We speed up the simulation by skipping the delayed time instead of waiting for it to pass. The approach is called discrete-event simulation. The trick is to maintain a time-ordered queue of future events and define a loop that handles the scheduled events one after another until none are left. In the context of this simulator, future events are delayed function calls. Handling an event is as simple as evaluating the call. Each call may schedule further delayed calls. The time-ordering of the queue ensures that the calls happen in the same order as they would with naive waiting.

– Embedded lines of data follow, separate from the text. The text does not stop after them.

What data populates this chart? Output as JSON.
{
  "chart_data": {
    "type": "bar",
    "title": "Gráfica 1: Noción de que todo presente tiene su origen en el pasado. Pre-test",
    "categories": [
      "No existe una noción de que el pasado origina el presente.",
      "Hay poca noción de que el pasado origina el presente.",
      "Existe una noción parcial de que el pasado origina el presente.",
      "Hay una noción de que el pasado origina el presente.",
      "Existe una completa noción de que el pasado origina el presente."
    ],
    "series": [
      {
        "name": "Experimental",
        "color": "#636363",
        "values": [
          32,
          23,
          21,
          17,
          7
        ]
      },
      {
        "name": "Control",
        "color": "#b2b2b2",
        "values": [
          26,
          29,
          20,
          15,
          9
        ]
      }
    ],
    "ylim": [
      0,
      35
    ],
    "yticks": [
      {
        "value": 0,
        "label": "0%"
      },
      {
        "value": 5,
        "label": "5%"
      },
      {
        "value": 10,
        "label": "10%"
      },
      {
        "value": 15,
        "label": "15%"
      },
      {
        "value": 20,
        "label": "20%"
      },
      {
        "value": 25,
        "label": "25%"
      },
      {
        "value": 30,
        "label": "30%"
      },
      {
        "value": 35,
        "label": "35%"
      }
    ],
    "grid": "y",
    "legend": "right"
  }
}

from queue import PriorityQueue

time = 0
queue = PriorityQueue()
props = []


def delay(seconds, fun, *args):
    queue.put(time + seconds, fun, args)


def delay_until(prop, fun, *args):
    prop.append(prop, fun, args)


# simulator code goes here
...

while not queue.empty():
    # dequeue and handle next event
    time, fun, args = queue.get()
    fun(*args)
    # re-evaluate delay_until properties
    next_props = []
    for prop, fun, args in props:
        if prop():
            fun(*args)
        else:
            next_props.append(prop, fun, args)
    props = next_props

Note that using delay_until can cause significant overhead. We introduced this scheduling primitive to improve readability of the simulator pseudo-code. We completely avoid this kind of scheduling in our optimized simulator implementation.